Regulators are in the position to provide guidance to avoid legal issues for the receiver, or in the case of states where regulations surrounding cannabis receiverships exist, can detail the pertinent rules. Meeting with regulators early and often will streamline the process. Guidelines can be established, reporting schedules can be crafted and parameters of authority established.
Cannabis Regulators and Receiver Reporting
There is often no boilerplate for how receivers should file reports with regulators. Receivers should not hold anything back and should be completely transparent with their work to address all of the issues with the distressed cannabis business. The regulators, the receiver and the court make up the three parts of the relationship and the interests of all three must be satisfied for the receivership to go well. The more receivers know about what regulators expect, they can create reports that satisfy both the regulators and the court.
Receivership is ever changing and receivers will likely uncover issues during the process that regulators have not been previously informed. They open up the poor aspects of the cannabis business that led to the need for the receivership in the first place. Sometimes that includes regulatory violations and self-reporting those violations can open the door for punitive action. It is imperative that a transparent relationship with the regulators has been established to create an understanding that allows the receiver to continue their work in righting the ship without fear that the license could be automatically suspended.

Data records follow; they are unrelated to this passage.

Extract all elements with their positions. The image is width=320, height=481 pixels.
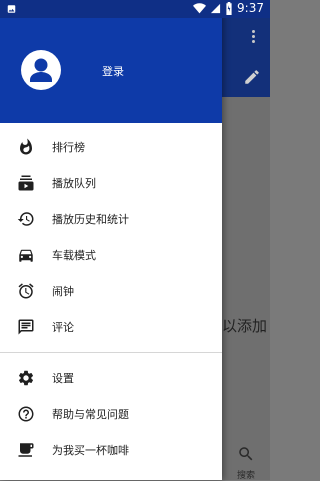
image-notification-icon xyxy=(7,5,16,13)
menu-item-help[interactable]: 帮助与常见问题 xyxy=(0,396,222,432)
menu-item-label: 播放队列 xyxy=(52,177,96,190)
menu-item-label: 播放历史和统计 xyxy=(52,213,129,226)
help-icon xyxy=(16,404,36,424)
alarm-icon xyxy=(16,281,36,301)
menu-item-label: 评论 xyxy=(52,321,74,334)
menu-divider xyxy=(0,352,222,353)
menu-item-label: 设置 xyxy=(52,372,74,385)
menu-item-donate[interactable]: 为我买一杯咖啡 xyxy=(0,432,222,468)
menu-item-label: 帮助与常见问题 xyxy=(52,408,129,421)
menu-item-label: 排行榜 xyxy=(52,141,85,154)
menu-item-label: 车载模式 xyxy=(52,249,96,262)
status-bar: 9:37 xyxy=(0,0,270,18)
search-icon xyxy=(239,447,253,461)
coffee-icon xyxy=(16,440,36,460)
queue-icon xyxy=(16,173,36,193)
menu-item-charts[interactable]: 排行榜 xyxy=(0,129,222,165)
wifi-icon xyxy=(193,2,207,13)
history-icon xyxy=(16,209,36,229)
search-tab[interactable]: 搜索 xyxy=(222,440,270,481)
comment-icon xyxy=(16,317,36,337)
person-icon xyxy=(30,58,52,82)
background-hint-text: 以添加 xyxy=(222,317,268,335)
menu-item-history[interactable]: 播放历史和统计 xyxy=(0,201,222,237)
menu-item-alarm[interactable]: 闹钟 xyxy=(0,273,222,309)
drawer-header: 登录 xyxy=(0,0,222,123)
avatar[interactable] xyxy=(21,50,61,90)
menu-item-label: 为我买一杯咖啡 xyxy=(52,444,129,457)
fire-icon xyxy=(16,137,36,157)
gear-icon xyxy=(16,368,36,388)
drawer-menu: 排行榜 播放队列 播放历史和统计 车载模式 闹钟 评论 设置 帮助与常见问题 为… xyxy=(0,129,222,468)
login-link[interactable]: 登录 xyxy=(102,63,124,79)
menu-item-settings[interactable]: 设置 xyxy=(0,360,222,396)
menu-item-car-mode[interactable]: 车载模式 xyxy=(0,237,222,273)
menu-item-comments[interactable]: 评论 xyxy=(0,309,222,345)
search-tab-label: 搜索 xyxy=(236,471,255,481)
edit-icon[interactable] xyxy=(243,68,261,86)
status-time: 9:37 xyxy=(237,1,264,15)
menu-item-label: 闹钟 xyxy=(52,285,74,298)
signal-icon xyxy=(210,3,221,13)
navigation-drawer: 登录 排行榜 播放队列 播放历史和统计 车载模式 闹钟 评论 设置 帮助与常见问… xyxy=(0,0,222,480)
overflow-menu-icon[interactable] xyxy=(246,30,260,48)
battery-icon xyxy=(226,1,232,15)
menu-item-queue[interactable]: 播放队列 xyxy=(0,165,222,201)
car-icon xyxy=(16,245,36,265)
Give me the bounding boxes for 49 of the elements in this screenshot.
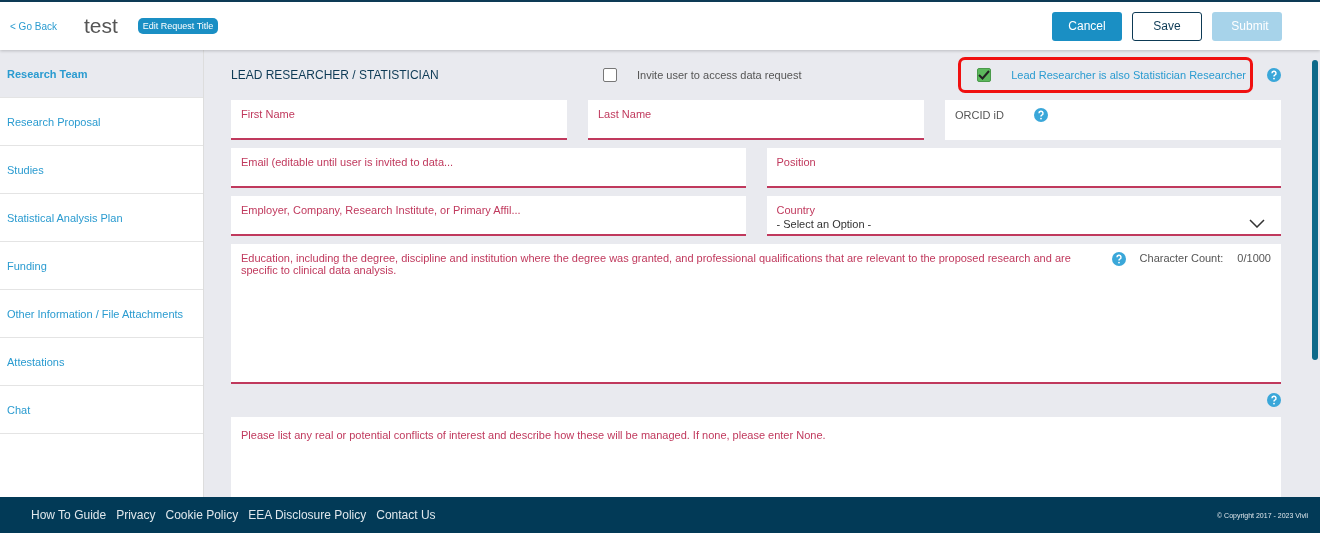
edit-title-button[interactable]: Edit Request Title	[137, 18, 219, 34]
input-field[interactable]: Last Name	[588, 99, 924, 140]
help-icon[interactable]	[1267, 393, 1281, 408]
select-value: - Select an Option -	[776, 217, 872, 230]
input-field[interactable]: Employer, Company, Research Institute, or Primary Affil...	[231, 195, 746, 236]
action-button[interactable]: Save	[1132, 11, 1202, 41]
field-label: Please list any real or potential conflicts of interest and describe how these will be managed. If none, please enter None.	[241, 429, 826, 441]
help-icon[interactable]	[1267, 67, 1281, 82]
footer-link[interactable]: Privacy	[116, 508, 156, 522]
input-field[interactable]: First Name	[231, 99, 567, 140]
sidebar-item[interactable]: Chat	[0, 386, 203, 434]
field-label: Employer, Company, Research Institute, or Primary Affil...	[241, 203, 521, 216]
action-button[interactable]: Cancel	[1052, 11, 1122, 41]
scrollbar-thumb[interactable]	[1312, 60, 1318, 360]
field-label: Position	[776, 155, 816, 168]
sidebar-item[interactable]: Research Proposal	[0, 98, 203, 146]
help-icon[interactable]	[1111, 251, 1126, 266]
field-label: Education, including the degree, discipline and institution where the degree was granted, and professional qualifications that are relevant to the proposed research and are specific to clinical data analysis.	[241, 251, 1072, 276]
field-label: Last Name	[598, 107, 652, 120]
footer-link[interactable]: How To Guide	[31, 508, 107, 522]
checkbox[interactable]	[977, 67, 992, 82]
input-field[interactable]: Position	[766, 147, 1281, 188]
sidebar-item[interactable]: Statistical Analysis Plan	[0, 194, 203, 242]
footer-link[interactable]: EEA Disclosure Policy	[248, 508, 367, 522]
field-label: ORCID iD	[955, 108, 1004, 121]
footer-link[interactable]: Cookie Policy	[165, 508, 239, 522]
text-area[interactable]	[231, 243, 1281, 384]
character-count-label: Character Count:	[1139, 251, 1224, 264]
input-field[interactable]: ORCID iD	[945, 99, 1281, 140]
footer-link[interactable]: Contact Us	[376, 508, 436, 522]
chevron-down-icon	[1249, 219, 1265, 229]
field-label: First Name	[241, 107, 295, 120]
country-select[interactable]: Country - Select an Option -	[766, 195, 1281, 236]
character-count: 0/1000	[1237, 251, 1271, 264]
input-field[interactable]: Email (editable until user is invited to data...	[231, 147, 746, 188]
field-label: Country	[776, 203, 816, 216]
checkbox-label: Lead Researcher is also Statistician Researcher	[1011, 68, 1246, 81]
checkbox[interactable]	[603, 67, 617, 82]
sidebar-item[interactable]: Other Information / File Attachments	[0, 290, 203, 338]
field-label: Email (editable until user is invited to data...	[241, 155, 454, 168]
help-icon[interactable]	[1033, 107, 1048, 122]
back-link[interactable]: < Go Back	[10, 20, 57, 32]
checkbox-label: Invite user to access data request	[637, 68, 802, 81]
section-heading: LEAD RESEARCHER / STATISTICIAN	[231, 67, 440, 82]
text-area[interactable]: Please list any real or potential conflicts of interest and describe how these will be managed. If none, please enter None.	[231, 417, 1281, 497]
sidebar-item[interactable]: Studies	[0, 146, 203, 194]
sidebar-item[interactable]: Funding	[0, 242, 203, 290]
sidebar-item[interactable]: Attestations	[0, 338, 203, 386]
request-title: test	[83, 14, 118, 38]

To properly conduct a receivership in the cannabis industry, the receiver must have sufficient resources, the right people with expertise providing the correct advice, and the ability to communicate freely. The only way this will occur is if the receiver is working at a high standard within the regulatory environment. They must also have a solid relationship—based on transparency and trust—with the regulators, and an understanding of how they expect the receivership to operate within their parameters.